PostgreSQL largest commits
I like to poke around the PostgreSQL Git repository to find interesting statistics and trends that affect PostgreSQL development. The question I had lately is, what are the largest patches that have been committed? That might indicate some kind of upper bound on the size of features you can get committed in one piece. If something is larger, you might need to split it up.

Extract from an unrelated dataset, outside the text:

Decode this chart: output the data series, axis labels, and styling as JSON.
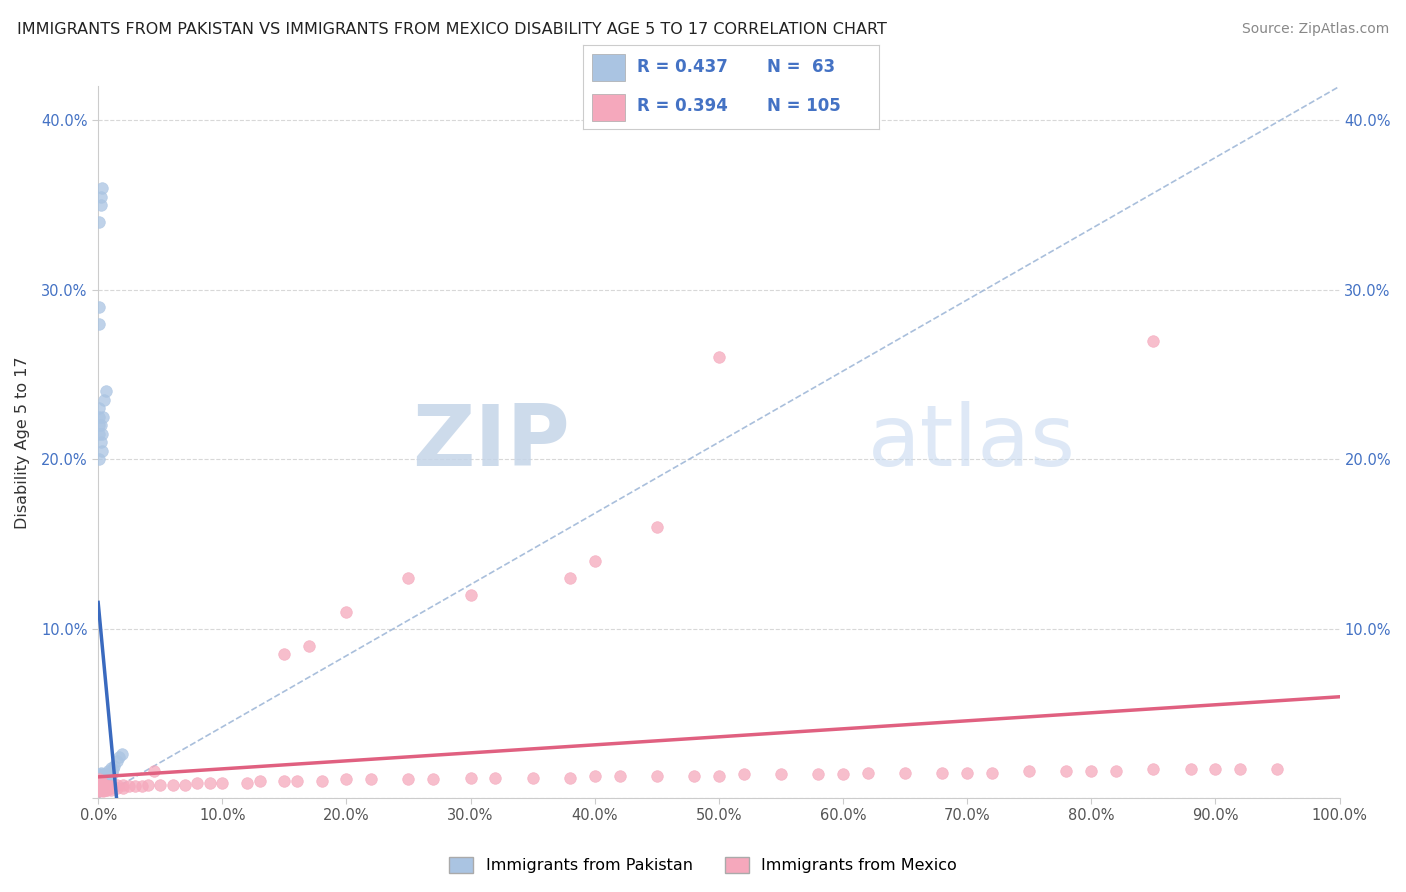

We could just look for the largest commits, something like git show
... | wc -c
. But that would show changes like reformatting code,
adding a function argument in a bunch of places, and similar
repetitive changes, also commits that remove or revert large amounts
of code — commits that are large but not intellectually large.
A better approximation might be: lines added minus lines removed. If you’re just reformatting, that value will be close to zero. If you’re adding a new feature, it will be large.
Now how do we find these? git log
has a bunch of options to filter
commits, but it doesn’t look like it has anything to filter by lines
added or removed. So I wrote up something manual:
set -eu
for commit in $(git rev-list "$@"); do
stat=$(git show --format=format: --shortstat $commit)
insertions=$(echo -n "$stat" | sed -E -n 's/.* ([0-9]+) insertion.*/\1/p')
deletions=$(echo -n "$stat" | sed -E -n 's/.* ([0-9]+) deletion.*/\1/p')
test -n "$insertions" || insertions=0
test -n "$deletions" || deletions=0
git show $commit | grep -q 'Translation updates' && continue
if test $(($insertions - $deletions > 5000)) = 1; then
git -P show --oneline --shortstat $commit
fi
done
I applied two filters here: I’m excluding translation update commits, which are mechanical and uninteresting for this discussion. And I used a threshold of 5000 net lines added, which is obviously arbitrary and can be adjusted depending on what you want to get out of it.
Also, when you run this you will quickly realize that a few other
kinds of commits ought to be excluded as well: 1) commits that update
files from a source elsewhere (e.g., ppport.h
, snowball), 2) commits
that update large generated files (e.g., unicode_norm_table.h
), and
3) commits that only (or mostly) add large expected test output (for
example, commit
e349c95d3e
adds 942 new lines of test input, together with 4208 lines of output,
which were presumably not typed in by hand).
With that in mind, here are the largest patches in the last few development cycles:
PostgreSQL 15 (git rev-list REL_14_STABLE..REL_15_0
):
7103ebb7aa Add support for MERGE SQL command
95 files changed, 8726 insertions(+), 167 deletions(-)
PostgreSQL 14 (git rev-list REL_13_STABLE..REL_14_0
):
a4d75c86bf Extended statistics on expressions
43 files changed, 5982 insertions(+), 963 deletions(-)
ab596105b5 BRIN minmax-multi indexes
19 files changed, 5286 insertions(+), 26 deletions(-)
6df7a9698b Multirange datatypes
67 files changed, 10568 insertions(+), 270 deletions(-)
PostgreSQL 13 (git rev-list REL_12_STABLE..REL_13_0
):
c8434d64ce Allow partitionwise joins in more cases.
11 files changed, 5392 insertions(+), 83 deletions(-)
PostgreSQL 12 (git rev-list REL_11_STABLE..REL_12_0
):
72b6460336 Partial implementation of SQL/JSON path language
33 files changed, 9079 insertions(+), 55 deletions(-)
PostgreSQL 11 (git rev-list REL_10_STABLE..REL_11_0
):
372728b0d4 Replace our traditional initial-catalog-data format with a better design.
110 files changed, 22928 insertions(+), 12480 deletions(-)
(a hidden gem!)
(PostgreSQL 11 also included large commits that added MERGE, which were later reverted, so I didn’t include them here.)
PostgreSQL 10 (git rev-list REL9_6_STABLE..REL_10_0
):
665d1fad99 Logical replication
119 files changed, 13354 insertions(+), 95 deletions(-)
f0e44751d7 Implement table partitioning.
85 files changed, 8886 insertions(+), 271 deletions(-)
And PostgreSQL 16 so far:
e6927270cd meson: Add initial version of meson based build system
265 files changed, 10962 insertions(+)
So about 10 000 new lines net appears to be the limit?